Wednesday, August 09, 2017

Simplicity in Speech

My grandmother never yells.
Oh, there were very rare occasions when she raised her voice or got upset, but I don't recall ever hearing her yell.
She has a quietude about her, yet she speaks clearly and people listen.

I am the queen of the kingdoms of mumbling and yelling.
I will avoid eye-contact and a concise, committed answer.
Or I will bellow my demands like a drill sergeant.

I'll stress out and become moody when I really want to say no, but don't.
My grandmother knows her limits.
She says no.
And if she says yes, she doesn't act put-upon.
She accepts her yes.

Yelling, mumbling, and uncommitted answers are stress-inducing, not simple.

There was a time conversation was taught.  Speech was emphasized.  And clarity of thought was treasured.
As the Bible says, Let your yes be yes and your no be no.

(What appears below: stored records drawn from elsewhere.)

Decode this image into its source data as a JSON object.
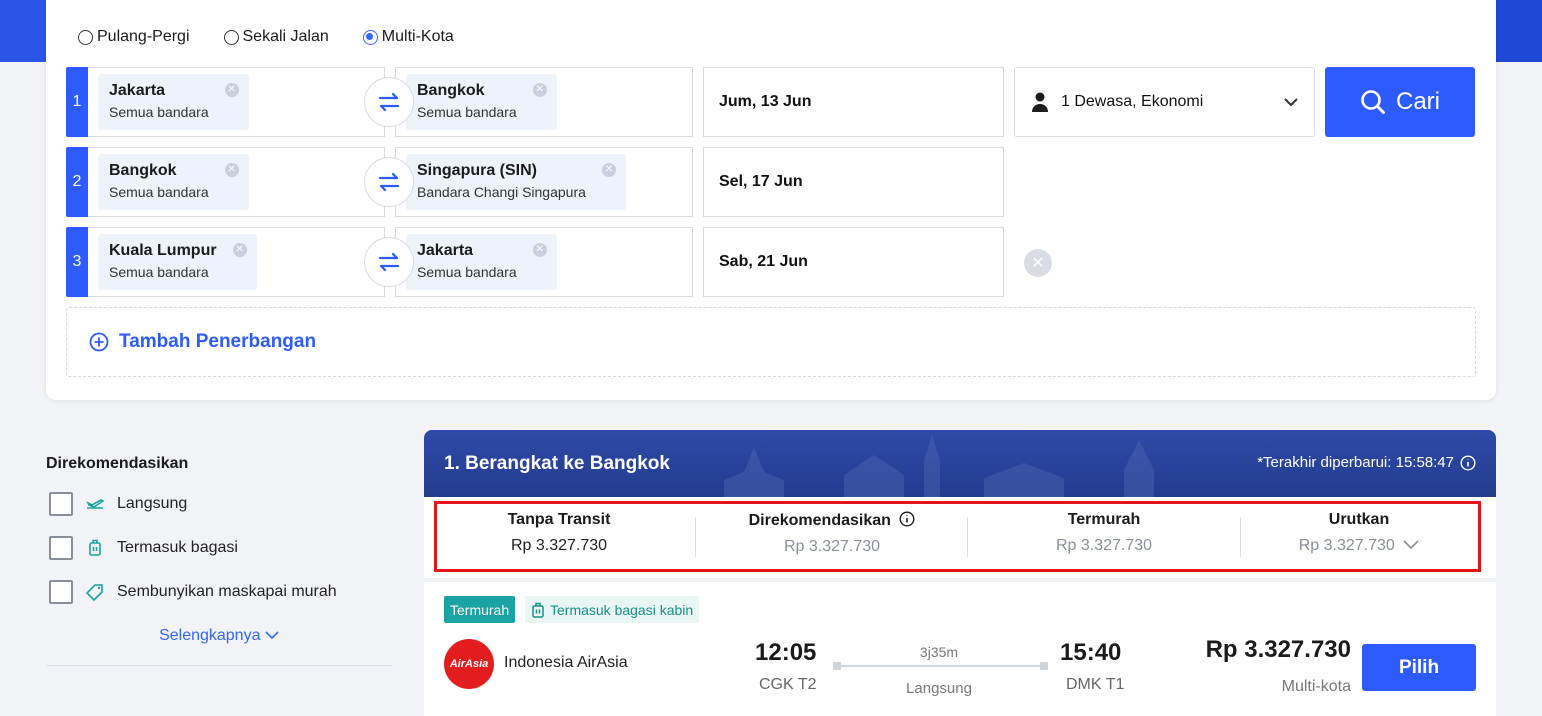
{
  "trip_types": [
    {
      "label": "Pulang-Pergi",
      "selected": false
    },
    {
      "label": "Sekali Jalan",
      "selected": false
    },
    {
      "label": "Multi-Kota",
      "selected": true
    }
  ],
  "legs": [
    {
      "num": "1",
      "from": {
        "city": "Jakarta",
        "airport": "Semua bandara"
      },
      "to": {
        "city": "Bangkok",
        "airport": "Semua bandara"
      },
      "date": "Jum, 13 Jun"
    },
    {
      "num": "2",
      "from": {
        "city": "Bangkok",
        "airport": "Semua bandara"
      },
      "to": {
        "city": "Singapura (SIN)",
        "airport": "Bandara Changi Singapura"
      },
      "date": "Sel, 17 Jun"
    },
    {
      "num": "3",
      "from": {
        "city": "Kuala Lumpur",
        "airport": "Semua bandara"
      },
      "to": {
        "city": "Jakarta",
        "airport": "Semua bandara"
      },
      "date": "Sab, 21 Jun"
    }
  ],
  "passengers": "1 Dewasa, Ekonomi",
  "search_label": "Cari",
  "add_flight_label": "Tambah Penerbangan",
  "filters": {
    "title": "Direkomendasikan",
    "items": [
      "Langsung",
      "Termasuk bagasi",
      "Sembunyikan maskapai murah"
    ],
    "more_label": "Selengkapnya"
  },
  "results": {
    "title": "1. Berangkat ke Bangkok",
    "updated": "*Terakhir diperbarui: 15:58:47",
    "sort_options": [
      {
        "label": "Tanpa Transit",
        "price": "Rp 3.327.730",
        "active": true
      },
      {
        "label": "Direkomendasikan",
        "price": "Rp 3.327.730",
        "active": false
      },
      {
        "label": "Termurah",
        "price": "Rp 3.327.730",
        "active": false
      },
      {
        "label": "Urutkan",
        "price": "Rp 3.327.730",
        "active": false
      }
    ],
    "flight": {
      "tags": [
        "Termurah",
        "Termasuk bagasi kabin"
      ],
      "airline": "Indonesia AirAsia",
      "logo_text": "AirAsia",
      "depart_time": "12:05",
      "depart_airport": "CGK T2",
      "duration": "3j35m",
      "stops": "Langsung",
      "arrive_time": "15:40",
      "arrive_airport": "DMK T1",
      "price": "Rp 3.327.730",
      "price_note": "Multi-kota",
      "select_label": "Pilih"
    }
  },
  "colors": {
    "accent": "#2e5bff",
    "highlight_border": "#e4141c",
    "tag_teal": "#1aa3a3"
  }
}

Other simplicity of speech rules could include:

1. If you have nothing nice to say, don't say anything.
2. Keep your opinions to yourself (you don't need to challenge everyone to see it your way).
3. Choose your words wisely rather than emotionally.
5.  Be confident in what you say.
6. Talk to a child face to face.  Get up and approach that child. (I am so bad about yelling across the house).
7.  Learn the art of small talk. (Try Emily Post Etiquette)

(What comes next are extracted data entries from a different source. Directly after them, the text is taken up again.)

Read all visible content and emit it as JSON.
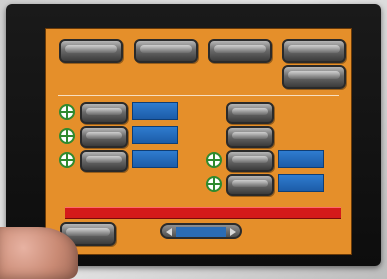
{
  "colors": {
    "screen_bg": "#e58f2a",
    "status_bar": "#d41a1a",
    "value_field": "#1c5ca8",
    "button_metal": "#6b6b6b",
    "icon_green": "#2f8a2f"
  },
  "top_buttons": [
    {
      "label": ""
    },
    {
      "label": ""
    },
    {
      "label": ""
    },
    {
      "label": ""
    },
    {
      "label": ""
    }
  ],
  "left_rows": [
    {
      "icon": "plus-target-icon",
      "button_label": "",
      "value": ""
    },
    {
      "icon": "plus-target-icon",
      "button_label": "",
      "value": ""
    },
    {
      "icon": "plus-target-icon",
      "button_label": "",
      "value": ""
    }
  ],
  "right_rows": [
    {
      "button_label": ""
    },
    {
      "button_label": ""
    },
    {
      "icon": "plus-target-icon",
      "button_label": "",
      "value": ""
    },
    {
      "icon": "plus-target-icon",
      "button_label": "",
      "value": ""
    }
  ],
  "status": {
    "message": ""
  },
  "bottom": {
    "left_button_label": "",
    "pager_text": ""
  }
}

We live in a world where people demand to be heard and that their opinions, their cussing, their right or wrongness be heard loudly and frequently.  We have lost the art of conversation.  We have lost the art of public speaking, debate, small talk, and polite society etiquette.  We have lost the art of training up our children in the way that they should go, which includes speaking to them in a way that conveys love and authority, direction and clarity.

While that may sound complicated, it is actually a practice in simplicity.  Clarity is simplicity.  All else is confusion.

1 comment:


This is a problem that I have experienced with my dad.
I am going to be a better parent.
Thanks for this teaching.God bless you.